I'm trying to call a golang function from my C code. Golang does not use the standard x86_64 calling convention, so I have to resort to implementing the transition myself. As gcc does not want to mix cdecl with the x86_64 convention, I'm trying to call the function using inline assembly:
void go_func(struct go_String filename, void* key, int error){
void* f_address = (void*)SAVEECDSA;
asm volatile(" sub rsp, 0xe0; \t\n\
mov [rsp+0xe0], rbp; \t\n\
mov [rsp], %0; \t\n\
mov [rsp+0x8], %1; \t\n\
mov [rsp+0x18], %2; \t\n\
call %3; \t\n\
mov rbp, [rsp+0xe0]; \t\n\
add rsp, 0xe0;"
:
: "g"(filename.str), "g"(filename.len), "g"(key), "g"(f_address)
: );
return;
}
Sadly the compiler always throws an error at me that I dont understand:
./code.c:241: Error: too many memory references for `mov'
This corresponds to this line: mov [rsp+0x18], %2; \t\n\
If I delete it, the compilation works. I don't understand what my mistake is...
I'm compiling with the -masm=intel flag so I use Intel syntax. Can someone please help me?
A "g"
constraint allows the compiler to pick memory or register, so obviously you'll end up with mov mem,mem
if that happens. mov
can have at most 1 memory operand. (Like all x86 instructions, at most one explicit memory operand is possible.)
Use "ri"
constraints for the inputs that will be moved to a memory destination, to allow register or immediate but not memory.

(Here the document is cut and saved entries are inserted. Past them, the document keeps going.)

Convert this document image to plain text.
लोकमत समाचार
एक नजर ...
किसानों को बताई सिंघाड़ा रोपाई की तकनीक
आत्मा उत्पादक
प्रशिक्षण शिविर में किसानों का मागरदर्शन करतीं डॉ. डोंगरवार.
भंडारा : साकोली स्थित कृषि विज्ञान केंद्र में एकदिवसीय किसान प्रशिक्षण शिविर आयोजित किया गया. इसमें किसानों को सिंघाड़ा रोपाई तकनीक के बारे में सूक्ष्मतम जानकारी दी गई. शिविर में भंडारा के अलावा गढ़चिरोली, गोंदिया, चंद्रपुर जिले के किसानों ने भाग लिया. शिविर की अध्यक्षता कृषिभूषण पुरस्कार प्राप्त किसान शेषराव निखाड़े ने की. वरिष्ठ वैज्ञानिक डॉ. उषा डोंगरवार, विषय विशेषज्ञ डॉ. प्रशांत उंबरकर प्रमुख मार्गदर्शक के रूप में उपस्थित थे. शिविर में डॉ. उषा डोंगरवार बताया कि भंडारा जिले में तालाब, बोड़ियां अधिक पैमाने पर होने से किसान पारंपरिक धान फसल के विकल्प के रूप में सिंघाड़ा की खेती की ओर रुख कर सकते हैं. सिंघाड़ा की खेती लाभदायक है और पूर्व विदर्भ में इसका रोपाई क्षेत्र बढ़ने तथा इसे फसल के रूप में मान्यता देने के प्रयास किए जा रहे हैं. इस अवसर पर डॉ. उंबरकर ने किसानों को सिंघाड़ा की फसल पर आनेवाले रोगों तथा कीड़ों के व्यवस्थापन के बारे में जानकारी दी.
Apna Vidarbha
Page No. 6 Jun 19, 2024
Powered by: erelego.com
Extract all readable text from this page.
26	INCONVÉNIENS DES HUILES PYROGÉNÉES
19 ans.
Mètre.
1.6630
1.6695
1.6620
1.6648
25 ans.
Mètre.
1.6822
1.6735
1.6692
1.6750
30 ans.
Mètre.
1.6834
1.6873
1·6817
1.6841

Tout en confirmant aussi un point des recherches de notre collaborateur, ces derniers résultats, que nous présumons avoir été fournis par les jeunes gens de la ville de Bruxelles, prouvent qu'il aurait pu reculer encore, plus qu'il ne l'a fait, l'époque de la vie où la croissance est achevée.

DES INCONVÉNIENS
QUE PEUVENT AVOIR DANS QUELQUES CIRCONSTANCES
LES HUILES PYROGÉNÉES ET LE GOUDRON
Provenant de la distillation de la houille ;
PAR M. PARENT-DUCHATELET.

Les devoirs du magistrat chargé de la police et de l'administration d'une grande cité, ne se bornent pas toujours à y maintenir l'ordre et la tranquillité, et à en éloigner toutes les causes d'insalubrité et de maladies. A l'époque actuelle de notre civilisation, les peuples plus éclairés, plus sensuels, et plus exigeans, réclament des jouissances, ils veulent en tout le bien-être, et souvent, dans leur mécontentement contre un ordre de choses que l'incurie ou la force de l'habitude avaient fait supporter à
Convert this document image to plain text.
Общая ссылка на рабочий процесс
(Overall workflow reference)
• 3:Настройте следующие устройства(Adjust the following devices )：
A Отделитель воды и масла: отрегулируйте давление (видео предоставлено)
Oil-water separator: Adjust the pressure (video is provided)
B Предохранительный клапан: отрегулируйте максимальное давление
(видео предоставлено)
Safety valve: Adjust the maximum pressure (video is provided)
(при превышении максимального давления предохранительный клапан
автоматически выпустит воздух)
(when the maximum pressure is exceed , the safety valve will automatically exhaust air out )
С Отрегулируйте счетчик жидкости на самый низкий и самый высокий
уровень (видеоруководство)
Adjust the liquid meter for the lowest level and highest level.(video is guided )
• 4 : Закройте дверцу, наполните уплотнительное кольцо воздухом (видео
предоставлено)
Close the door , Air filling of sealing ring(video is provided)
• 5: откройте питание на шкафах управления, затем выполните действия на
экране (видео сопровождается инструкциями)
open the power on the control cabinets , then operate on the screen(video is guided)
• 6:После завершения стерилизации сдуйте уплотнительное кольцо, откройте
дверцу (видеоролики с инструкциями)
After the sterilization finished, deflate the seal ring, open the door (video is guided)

Also, you're modifying RSP so you can't safely use memory source operands. The compiler is going to assume it can use addressing modes like [rsp+16]
or [rsp-4]
. So you can't use push
instead of mov
.
You also need to declare clobbers on all the call-clobbered registers, because the function call will do that. (Or better, maybe ask for the inputs in those call-clobbered registers so the compiler doesn't have to bounce them through call-preserved regs like RBX. But you need to make those operands read/write or declare separate output operands for the same registers to let the compiler know they'll be modified.)
So probably your best bet for efficiency is something like
int ecx, edx, edi, esi; // dummy outputs as clobbers
register int r8 asm("r8d"); // for all the call-clobbered regs in the calling convention
register int r9 asm("r9d");
register int r10 asm("r10d");
register int r11 asm("r11d");
// These are the regs for x86-64 System V.
// **I don't know what Go actually clobbers.**
asm("sub rsp, 0xe0\n\t" // adjust as necessary to align the stack before a call
// "push args in reverse order"
"push %[fn_len] \n\t"
"push %[fn_str] \n\t"
"call \n\t"
"add rsp, 0xe0 + 3*8 \n\t" // pop red-zone skip space + pushed args
// real output in RAX, and dummy outputs in call-clobbered regs
: "=a"(retval), "=c"(ecx), "=d"(edx), "=D"(edi), "=S"(esi), "=r"(r8), "=r"(r9), "=r"(r10), "=r"(r11)
: [fn_str] "ri" (filename.str), [fn_len] "ri" (filename.len), etc. // inputs can use the same regs as dummy outputs
: "xmm0", "xmm1", "xmm2", "xmm3", "xmm4", "xmm5", "xmm6", "xmm7", // All vector regs are call-clobbered
"xmm8", "xmm9", "xmm10", "xmm11", "xmm12", "xmm13", "xmm14", "xmm15",
"memory" // if you're passing any pointers (even read-only), or the function accesses any globals,
// best to make this a compiler memory barrier
);
Notice that the output are not early-clobber, so the compiler can (at its option) use those registers for inputs, but we're not forcing it so the compiler is still free to use some other register or an immediate.
Upon further discussion, Go functions don't clobber RBP, so there's no reason to save/restore it manually. The only reason you might have wanted to is that locals might use RBP-relative addressing modes, and older GCC made it an error to declare a clobber on RBP when compiling without -fomit-frame-pointer
. (I think. Or maybe I'm thinking of EBX in 32-bit PIC code.)
Also, if you're using the x86-64 System V ABI, beware that inline asm must not clobber the red-zone. The compiler assumes that doesn't happen and there's no way to declare a clobber on the red zone or even set -mno-redzone
on a per-function basis. So you probably need to sub rsp, 128 + 0xe0
. Or 0xe0
already includes enough space to skip the red-zone if that's not part of the callee's args.